Ormai introdotto otto mesi fa, l’Assegno di Inclusione è diventato un beneficio economico conosciuto dai cittadini. Nonostante siano stati centinaia gli avvisi diffusi relativi a questa misura, persistono però alcuni dubbi. Uno di questi riguarda il modello ADI-com. Ma di che cosa si tratta in questo caso e come è possibile correggere eventuali errori? Ecco qualche informazione al riguardo.
Secondo quanto stabilito dalla Legge di Bilancio 2024, l’Assegno di inclusione (o ADI) è un sussidio economico riconosciuto ed erogato ai nuclei famigliari in condizioni di svantaggio che presentano la domanda. Nel caso in cui l’istanza venga accettata occorre rispettare alcune regole perché i pagamenti possano venire erogati su base mensile. La regola dei 120 giorni dalla firma del Patto di Attivazione Digitale (PAD) obbliga i beneficiari a presentarsi presso i servizi sociali pena la sospensione degli accrediti.
Il sussidio può essere perso anche per altre ragioni. Per prima cosa occorre ricordare come eventuali variazioni nel nucleo famigliare debbano subito essere comunicate all’INPS. È questo quanto stabilito nelle circolari dell’Istituto Nazionale di Previdenza Sociale indirizzate ai beneficiari dell’Assegno di Inclusione o ADI. Se le aggiunte di componenti al nucleo familiare o le uscite dal nucleo stesso non vengono comunicate all’INPS, si rischia di perdere il sussidio economico.

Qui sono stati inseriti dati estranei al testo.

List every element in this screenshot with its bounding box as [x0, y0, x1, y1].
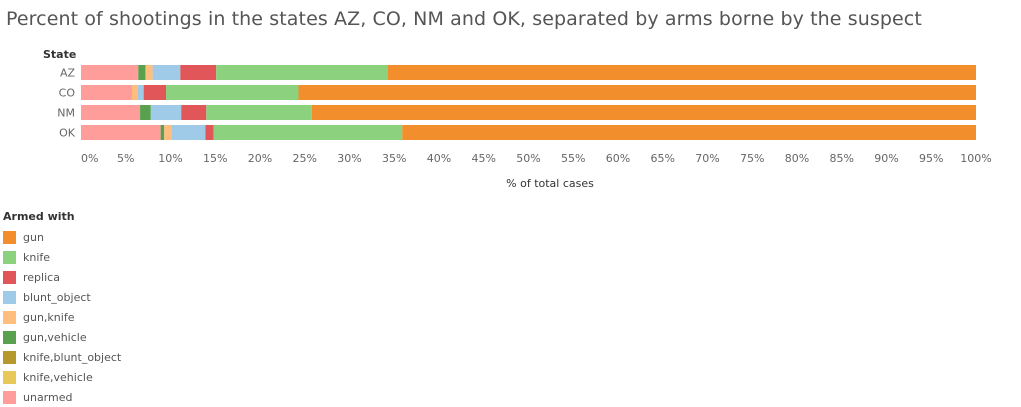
legend-label: replica: [23, 270, 60, 284]
bar-segment-ok-unarmed[interactable]: [81, 125, 161, 140]
legend-swatch: [3, 230, 16, 244]
x-tick-label: 15%: [203, 152, 227, 165]
x-tick-label: 40%: [427, 152, 451, 165]
x-tick-label: 60%: [606, 152, 630, 165]
legend-item-knife-blunt-object[interactable]: knife,blunt_object: [3, 347, 121, 367]
legend-swatch: [3, 250, 16, 264]
bar-segment-nm-replica[interactable]: [181, 105, 207, 120]
x-tick-label: 95%: [919, 152, 943, 165]
legend-swatch: [3, 330, 16, 344]
legend-item-knife-vehicle[interactable]: knife,vehicle: [3, 367, 121, 387]
x-tick-label: 65%: [651, 152, 675, 165]
x-tick-label: 90%: [874, 152, 898, 165]
bar-segment-ok-blunt-object[interactable]: [171, 125, 206, 140]
bar-segment-nm-unarmed[interactable]: [81, 105, 141, 120]
x-tick-label: 30%: [337, 152, 361, 165]
x-axis-title: % of total cases: [506, 177, 594, 190]
x-tick-label: 20%: [248, 152, 272, 165]
x-tick-label: 5%: [117, 152, 134, 165]
bar-segment-co-knife[interactable]: [166, 85, 299, 100]
legend-item-knife[interactable]: knife: [3, 247, 121, 267]
bar-segment-co-replica[interactable]: [143, 85, 167, 100]
stacked-bar-chart: State AZ CO NM OK 0% 5% 10% 15% 20% 25% 30% 35% 40%…: [43, 48, 992, 190]
legend-swatch: [3, 310, 16, 324]
row-label-az: AZ: [60, 67, 76, 80]
legend-swatch: [3, 370, 16, 384]
bar-segment-co-gun-knife[interactable]: [132, 85, 138, 100]
bar-segment-az-gun-knife[interactable]: [145, 65, 153, 80]
legend-label: gun: [23, 230, 44, 244]
row-header: State: [43, 48, 76, 61]
bar-segment-ok-gun-vehicle[interactable]: [160, 125, 165, 140]
bar-segment-az-unarmed[interactable]: [81, 65, 139, 80]
x-tick-label: 25%: [293, 152, 317, 165]
x-tick-label: 35%: [382, 152, 406, 165]
legend-label: blunt_object: [23, 290, 91, 304]
legend-swatch: [3, 390, 16, 404]
legend-title: Armed with: [3, 210, 75, 223]
bar-segment-ok-knife[interactable]: [213, 125, 403, 140]
bar-segment-co-gun[interactable]: [298, 85, 976, 100]
row-label-co: CO: [59, 87, 76, 100]
legend-label: knife,vehicle: [23, 370, 93, 384]
x-tick-label: 0%: [81, 152, 98, 165]
legend-swatch: [3, 270, 16, 284]
x-tick-label: 100%: [960, 152, 991, 165]
x-tick-label: 55%: [561, 152, 585, 165]
x-tick-label: 10%: [158, 152, 182, 165]
bar-segment-ok-replica[interactable]: [205, 125, 214, 140]
legend-label: gun,vehicle: [23, 330, 87, 344]
x-tick-label: 75%: [740, 152, 764, 165]
x-tick-label: 85%: [830, 152, 854, 165]
legend-item-gun-vehicle[interactable]: gun,vehicle: [3, 327, 121, 347]
row-label-ok: OK: [59, 127, 76, 140]
bar-segment-nm-gun-vehicle[interactable]: [140, 105, 151, 120]
legend-item-replica[interactable]: replica: [3, 267, 121, 287]
bar-segment-nm-gun[interactable]: [311, 105, 976, 120]
legend-item-blunt-object[interactable]: blunt_object: [3, 287, 121, 307]
bar-segment-az-replica[interactable]: [180, 65, 217, 80]
legend-label: gun,knife: [23, 310, 75, 324]
legend-item-unarmed[interactable]: unarmed: [3, 387, 121, 407]
bar-segment-az-gun[interactable]: [387, 65, 976, 80]
legend-item-gun-knife[interactable]: gun,knife: [3, 307, 121, 327]
legend-swatch: [3, 290, 16, 304]
x-tick-label: 80%: [785, 152, 809, 165]
bar-segment-nm-blunt-object[interactable]: [150, 105, 182, 120]
legend-label: knife,blunt_object: [23, 350, 122, 364]
legend-swatch: [3, 350, 16, 364]
x-tick-label: 45%: [472, 152, 496, 165]
x-tick-label: 50%: [516, 152, 540, 165]
legend-label: knife: [23, 250, 51, 264]
bar-segment-co-blunt-object[interactable]: [137, 85, 144, 100]
bar-segment-az-blunt-object[interactable]: [152, 65, 181, 80]
x-tick-label: 70%: [695, 152, 719, 165]
bar-segment-ok-gun-knife[interactable]: [164, 125, 172, 140]
bar-segment-az-knife[interactable]: [216, 65, 388, 80]
bar-segment-ok-gun[interactable]: [402, 125, 976, 140]
bar-segment-co-unarmed[interactable]: [81, 85, 133, 100]
legend-label: unarmed: [23, 390, 73, 404]
legend-item-gun[interactable]: gun: [3, 227, 121, 247]
row-label-nm: NM: [57, 107, 75, 120]
bar-segment-nm-knife[interactable]: [206, 105, 312, 120]
chart-title: Percent of shootings in the states AZ, C…: [6, 8, 922, 30]
bar-segment-az-gun-vehicle[interactable]: [138, 65, 146, 80]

Dunque, anche nel caso in cui è stata rispettata la regola dei centoventi giorni il pagamento è a rischio sospensione se non si compila il Modello ADI-Com Esteso. Ma di cosa si tratta e a chi è richiesta la compilazione di questo modulo?
Il modello ADI-com va compilato ogni qualvolta avviene un cambiamento nella posizione lavorativa o familiare. In caso di modifiche, il beneficiario dell’Assegno di Inclusione deve procedere a caricare il modello ADI-com. Esistono due modelli ADI-com: la versione estesa e quella ridotta. La prima riassume la dettagliata situazione patrimoniale nel complesso del percettore ADI. La seconda racchiude una quantità per l’appunto ridotta di dati, soprattutto relativi allo stato lavorativo e alla situazione anagrafica.
Questo documento è necessario perché l’INPS possa effettuare eventuali ricalcoli e verificare la sussistenza delle condizioni per poter percepire il beneficio. Quando si commette un errore in sede di compilazione del modello ADI-com è sufficiente procedere al caricamento di un nuovo modello ADI-com corretto che andrà a sostituire il vecchio modello. L’INPS terrà in considerazione l’ultimo modello inserito in ordine cronologico.